- Directed by: K. Viveka Bharathi
- Written by: K. Viveka Bharathi
- Produced by: Velu Thigal Amba Umadhevi
- Starring: Venkat Prabhu Nanditha Jennifer
- Cinematography: D. E. Williams
- Edited by: V. Anil Kumar
- Music by: Oviyan
- Production company: Amba Cine Creations
- Release date: 14 September 2007;
- Running time: 120 minutes
- Country: India
- Language: Tamil

= Vasantham Vanthachu =

Vasantham Vanthachu is a 2007 Tamil language romantic comedy film directed by K. Viveka Bharathi. The film stars Venkat Prabhu and Nanditha Jennifer, with Ramji, Vaiyapuri, Shanmugasundaram, Varalakshmi, Sabitha Anand, Velu Thigal, and Vasu Vikram playing supporting roles. The film, produced by Velu Thigal and Amba Umadhevi, was released on 14 September 2007.

==Plot==

Kumaresan is a milk vendor in his village who hates marriage and avoids women. His elderly father wants him to marry as soon as possible, but Kumaresan stubbornly refuses to marry. During the college holidays, the city girl Gayathri comes to stay with her grandparents Chettiar and Meenakshi. After initial clashes between Kumaresan and Gayathri, Gayathri is intrigued by Kumaresan's refusal to marry.

In the past, Kumaresan's brother secretly married a woman from a rich family. Kumaresan's family welcomed him and were happy for them. The young Kumaresan clashed with his sister-in-law; therefore, the young couple left their home. Kumaresan fell sick after the departure of the couple, then he and his father begged Kumaresan's brother to call on their mother Chellamma, but his sister-in-law refused to let him go. Before Chellamma died, she asked Kumaresan to not be like his brother and to stay with his father. That day, Kumaresan took the decision to remain single.

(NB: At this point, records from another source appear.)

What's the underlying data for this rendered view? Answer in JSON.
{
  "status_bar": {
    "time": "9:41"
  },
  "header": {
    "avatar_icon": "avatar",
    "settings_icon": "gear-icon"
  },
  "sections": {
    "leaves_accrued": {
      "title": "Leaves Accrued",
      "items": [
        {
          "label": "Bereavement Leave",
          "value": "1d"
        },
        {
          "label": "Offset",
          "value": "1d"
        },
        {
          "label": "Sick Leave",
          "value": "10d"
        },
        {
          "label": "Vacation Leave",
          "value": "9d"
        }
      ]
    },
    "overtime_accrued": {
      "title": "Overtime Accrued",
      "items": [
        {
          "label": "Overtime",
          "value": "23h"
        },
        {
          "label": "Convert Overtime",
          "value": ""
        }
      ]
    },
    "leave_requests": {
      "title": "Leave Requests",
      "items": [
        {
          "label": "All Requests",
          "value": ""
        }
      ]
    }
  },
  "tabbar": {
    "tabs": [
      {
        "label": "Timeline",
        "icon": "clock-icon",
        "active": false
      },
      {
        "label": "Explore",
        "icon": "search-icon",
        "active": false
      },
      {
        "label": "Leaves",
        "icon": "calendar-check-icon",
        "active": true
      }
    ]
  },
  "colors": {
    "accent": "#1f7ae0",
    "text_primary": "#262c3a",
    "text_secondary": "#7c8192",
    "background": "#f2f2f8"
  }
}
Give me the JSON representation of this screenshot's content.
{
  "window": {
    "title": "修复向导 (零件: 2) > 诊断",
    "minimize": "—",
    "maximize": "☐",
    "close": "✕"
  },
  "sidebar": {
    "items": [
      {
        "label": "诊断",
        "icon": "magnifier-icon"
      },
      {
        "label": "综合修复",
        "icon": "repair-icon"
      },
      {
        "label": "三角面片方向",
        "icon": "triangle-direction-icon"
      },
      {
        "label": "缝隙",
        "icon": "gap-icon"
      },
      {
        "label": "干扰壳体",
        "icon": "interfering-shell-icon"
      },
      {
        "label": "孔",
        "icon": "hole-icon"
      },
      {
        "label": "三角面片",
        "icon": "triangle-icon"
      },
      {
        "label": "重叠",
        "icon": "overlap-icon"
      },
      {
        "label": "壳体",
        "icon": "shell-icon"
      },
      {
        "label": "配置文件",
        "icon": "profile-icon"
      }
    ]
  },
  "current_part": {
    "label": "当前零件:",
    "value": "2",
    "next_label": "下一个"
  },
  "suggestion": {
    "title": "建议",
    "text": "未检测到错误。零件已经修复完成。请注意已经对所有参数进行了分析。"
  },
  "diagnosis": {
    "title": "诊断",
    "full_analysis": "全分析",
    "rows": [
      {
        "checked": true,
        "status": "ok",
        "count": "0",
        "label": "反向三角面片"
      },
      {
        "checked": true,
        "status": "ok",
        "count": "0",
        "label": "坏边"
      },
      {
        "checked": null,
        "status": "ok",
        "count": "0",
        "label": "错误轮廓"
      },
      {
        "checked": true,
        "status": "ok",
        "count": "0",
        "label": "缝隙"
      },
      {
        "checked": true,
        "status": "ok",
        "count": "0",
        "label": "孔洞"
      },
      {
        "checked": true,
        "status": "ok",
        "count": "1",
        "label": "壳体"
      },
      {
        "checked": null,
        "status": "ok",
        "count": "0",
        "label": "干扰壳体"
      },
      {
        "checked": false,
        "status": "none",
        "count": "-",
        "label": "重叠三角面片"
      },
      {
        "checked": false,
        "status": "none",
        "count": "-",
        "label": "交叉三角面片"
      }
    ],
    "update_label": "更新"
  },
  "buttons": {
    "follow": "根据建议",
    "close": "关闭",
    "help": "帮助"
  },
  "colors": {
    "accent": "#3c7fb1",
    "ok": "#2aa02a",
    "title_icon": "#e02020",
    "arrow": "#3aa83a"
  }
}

Meanwhile, Gayathri falls in love with Kumaresan. Gayathri then tied the mangala sutra to herself and lied to the villagers that Kumaresan is the one who tied the knot. Gayathri's grandparents and Kumaresan's father agree for their marriage. Kumaresan does not want to live with her, so he tries several ways to drive Gayathri from his house. Afterwards, the village doctor Rajasekhar, who knows of the matter, establishes the truth at the village court, and the couple split up. Gayathri then returns to her parents. Kumaresan, who felt alone, realizes that he was in love with Gayathri, but it was too late. The film ends with Gayathri returning to his home and they immediately marry.

==Production==
Namitha and Santhoshi were earlier considered for the female lead role, but they later opted out. Finally, the role was given to Nanditha Jennifer.

==Soundtrack==

The soundtrack was composed by Oviyan. The soundtrack, released in 2007, features 5 tracks with lyrics written by Yugabharathi, Thenmozhi, G. K. and Tholkappian.

| Track | Song | Singer(s) | Duration |
|---|---|---|---|
| 1 | "Kalynam" | Venkat Prabhu | 3:33 |
| 2 | "Nenjam" | Bhavatharini | 4:14 |
| 3 | "Padi Padi" | Mahathi | 4:20 |
| 4 | "Thol Mela" | Haricharan, Shweta Prabhu | 4:15 |
| 5 | "Vaa Mama" | Roshini | 3:44 |

==Release and reception==
A critic wrote, "The insipid script and its lacklustre narration and performances don't make it much for exciting viewing. It's a film the hero would most likely prefer to disown!"

Stills from this film were used by Premji for promotion of Venkat Prabhu's Manmadha Leelai (2022).